Students like Carly Day also find a home at Ivy Tech, working with experienced chefs and mentors. She says, “I walk in here, every single day I leave, I've learned 10 things, and I just I love how I feel.”  

Their passion also takes them beyond campus, beyond the country even; students take trips to culinary hot spots like Paris every other year for experiential learning.  

Pitt believes it’s all about the experience for students, adding, “we also recognize it's really important for experiential learning. We make it a point to take students on different trips throughout their time here.”  

These experiences not only broaden the culinary horizons for students, but also prepares them for the world to come after college, which they have no problem transitioning into.  

Day says she’s been, “working at Three Leaf Catering at Notre Dame since December as their intern. I am manifesting that someday I will be the nutritional director of the Notre Dame's Women's Soccer team. So, I definitely plan on staying local.”  

Yobbe says she works at Cultivate Food Rescue. She adds that her plans after graduation are, “to stay for a while. But my goal is to get a food truck and move down south.”  

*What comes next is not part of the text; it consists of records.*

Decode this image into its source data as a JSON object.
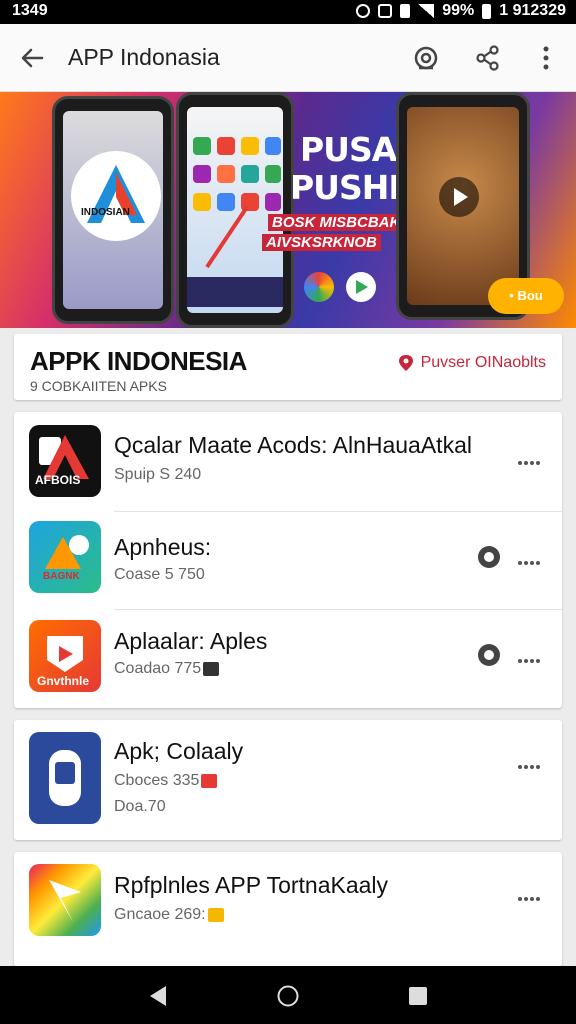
{
  "status": {
    "time": "1349",
    "battery": "99%",
    "right_text": "1 912329"
  },
  "appbar": {
    "title": "APP Indonasia"
  },
  "banner": {
    "logo_text": "INDOSIAN",
    "headline_1": "PUSAK",
    "headline_2": "PUSHI",
    "sub_1": "BOSK MISBCBAKSB",
    "sub_2": "AIVSKSRKNOB",
    "badge": "• Bou"
  },
  "header": {
    "title": "APPK INDONESIA",
    "subtitle": "9 COBKAIITEN APKS",
    "link": "Puvser OINaoblts"
  },
  "apps": [
    {
      "name": "Qcalar Maate Acods: AlnHauaAtkal",
      "sub": "Spuip S 240",
      "icon_text": "AFBOIS",
      "has_pin": false
    },
    {
      "name": "Apnheus:",
      "sub": "Coase 5 750",
      "icon_text": "BAGNK",
      "has_pin": true
    },
    {
      "name": "Aplaalar: Aples",
      "sub": "Coadao 775",
      "icon_text": "Gnvthnle",
      "has_pin": true
    },
    {
      "name": "Apk; Colaaly",
      "sub": "Cboces 335",
      "sub2": "Doa.70",
      "has_pin": false
    },
    {
      "name": "Rpfplnles APP TortnaKaaly",
      "sub": "Gncaoe 269:",
      "has_pin": false
    }
  ],
  "colors": {
    "accent": "#c8243a",
    "banner_badge": "#ffb300"
  }
}
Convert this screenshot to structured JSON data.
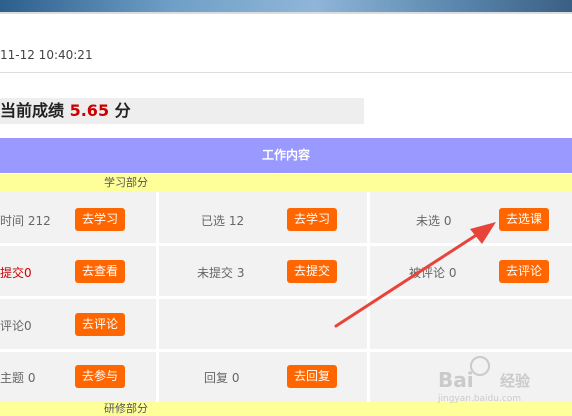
{
  "header_datetime": "11-12 10:40:21",
  "score": {
    "prefix": "当前成绩",
    "value": "5.65",
    "unit": "分"
  },
  "table": {
    "header": "工作内容",
    "sections": [
      {
        "label": "学习部分"
      },
      {
        "label": "研修部分"
      }
    ],
    "rows": [
      [
        {
          "label": "时间 212",
          "button": "去学习"
        },
        {
          "label": "已选 12",
          "button": "去学习"
        },
        {
          "label": "未选 0",
          "button": "去选课"
        }
      ],
      [
        {
          "label": "提交0",
          "button": "去查看",
          "label_color": "#cc0000"
        },
        {
          "label": "未提交 3",
          "button": "去提交"
        },
        {
          "label": "被评论 0",
          "button": "去评论"
        }
      ],
      [
        {
          "label": "评论0",
          "button": "去评论"
        }
      ],
      [
        {
          "label": "主题 0",
          "button": "去参与"
        },
        {
          "label": "回复 0",
          "button": "去回复"
        }
      ]
    ]
  },
  "colors": {
    "accent_button": "#ff6600",
    "header_bg": "#9999ff",
    "section_bg": "#ffff99",
    "score_value": "#cc0000",
    "annotation_arrow": "#e8443a"
  },
  "watermark": {
    "brand": "Bai",
    "brand_suffix": "经验",
    "url": "jingyan.baidu.com"
  }
}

Pitt recalls student success he’s seen in the past, adding, “I've had a student graduate and go down to Disney, she did an internship with Disney loved every minute of it. We have a student in the Bahamas. Currently he opened his own restaurant. It is really driven by what the student wants for their life.”  

Students also share their talents with the community. They’ll be preparing the dessert for this year’s Fifth Annual Ivy Impact Gala. Pitt says the students are going for a tropical vibe this year. 

With all the right ingredients to make students’ culinary dreams a reality, the program continues to inspire the next generation of chefs.  

According to Day, “it’s been the best experience in the world.”